Friday, October 14, 2005 – 10:53 AM
We had an additional chicken at the VSTO Frameworks Team Daily Scrum on Wednesday. Bernie, one of the Microsoft Engineering Excellence guys came over to see how we were doing. He’s been using Scrum for a while and had some great feedback. I thought I’d share it here…
Don’t use the standing meeting for gathering burndown data.
Standing meetings are for answering the questions like; What did I do since the last meeting? What am I going to try to do before the next meeting? What is blocking me for getting things done? Or, to put it more succinctly… “How am I doing, how it effects the rest of you and how I need help”
It’s very tempting to end up asking “How many hours do you have remaining on your task(s)?” I was doing this because, well, I was trying to keep the sprint spreadsheet upto date for the Team. I thought I was doing them a favor.
There are certain side effects to this…
- As a team member I was getting less out of the meeting because my focus was on some (stupid) spreadsheet and not on listening 100% to the other team members and helping them.
- I have really short hair so I hadn’t started to notice how pointy it was becoming. Yes, really. By collecting data I was putting myself in the role of the “how much longer is it going to take” manager, not a facilitator.
- In general this is a bad question to ask anyway, it makes people defensive. A large part of collecting burndown data is to give the Team predictability internally. So have them generate the data internally not report it. Then there’s less chance of anyone assessing individuals on their ability to meet the estimates they reported – which is exactly what you should be trying to avoid. (Kudos to one of the management chickens is the room who said he had no intention of doing any such assessments).
- It’s hard to use a laptop while standing, and it’s a standing meeting right?
So we’re going to move to having the team update the spreadsheet (which lives on a SharePoint Server) outside of the meeting.
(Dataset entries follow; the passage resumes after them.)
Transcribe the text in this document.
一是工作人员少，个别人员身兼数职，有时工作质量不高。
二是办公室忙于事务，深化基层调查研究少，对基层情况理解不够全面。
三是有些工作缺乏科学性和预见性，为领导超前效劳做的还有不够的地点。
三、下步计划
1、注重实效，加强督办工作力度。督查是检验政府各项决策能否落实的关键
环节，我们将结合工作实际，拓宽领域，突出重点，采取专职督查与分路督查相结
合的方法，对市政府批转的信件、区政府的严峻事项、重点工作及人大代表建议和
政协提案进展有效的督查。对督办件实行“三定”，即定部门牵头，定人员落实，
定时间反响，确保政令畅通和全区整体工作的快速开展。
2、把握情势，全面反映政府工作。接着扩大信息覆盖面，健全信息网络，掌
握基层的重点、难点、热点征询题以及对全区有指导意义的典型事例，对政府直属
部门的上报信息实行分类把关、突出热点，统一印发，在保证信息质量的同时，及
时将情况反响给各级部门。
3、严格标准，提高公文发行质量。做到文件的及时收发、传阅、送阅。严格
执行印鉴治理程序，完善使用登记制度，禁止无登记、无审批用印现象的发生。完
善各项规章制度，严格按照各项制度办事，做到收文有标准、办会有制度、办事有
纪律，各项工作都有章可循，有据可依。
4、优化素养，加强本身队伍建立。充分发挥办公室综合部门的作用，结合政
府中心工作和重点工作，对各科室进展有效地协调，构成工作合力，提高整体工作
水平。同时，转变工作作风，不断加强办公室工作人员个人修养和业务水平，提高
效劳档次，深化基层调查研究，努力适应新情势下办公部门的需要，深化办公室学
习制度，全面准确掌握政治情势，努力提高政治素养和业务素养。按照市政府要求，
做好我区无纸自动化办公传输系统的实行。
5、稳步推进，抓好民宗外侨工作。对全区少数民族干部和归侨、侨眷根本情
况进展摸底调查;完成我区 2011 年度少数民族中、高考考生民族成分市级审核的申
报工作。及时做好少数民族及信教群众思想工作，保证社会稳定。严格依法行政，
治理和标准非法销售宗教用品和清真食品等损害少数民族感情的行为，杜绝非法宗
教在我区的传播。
The only time “hours” will come up is to remind people to update their hours in the spreadsheet each day. We tried this yesterday and it certainly made the ScrumMaster (me) feel better.
Your Daily Scrum is going too long? Create a backlog!
We only really meet once a day as a team so it’s tempting to let productive discussions take place in the Daily Scrum. Sometimes this might be completely fine, if they’re brief and don’t break you out of the time box. If you’re discussing something that effects the whole team then nobody is wasting their time either. However, it’s hard to draw the line. Time boxing helps keep everything on track and prevents the team thrashing over issues.
Bernie’s solution was to create a backlog in the Scrum and keep the standing meeting time boxed to 15 minutes. At the end of the timebox you can have a followup meeting to discuss additional small items or you can schedule a full meeting for larger ones. That way people who don’t feel they’re needed can go do something else more productive.
We’ll be trying this for the second half of the Sprint and I’ll let you know how we get on.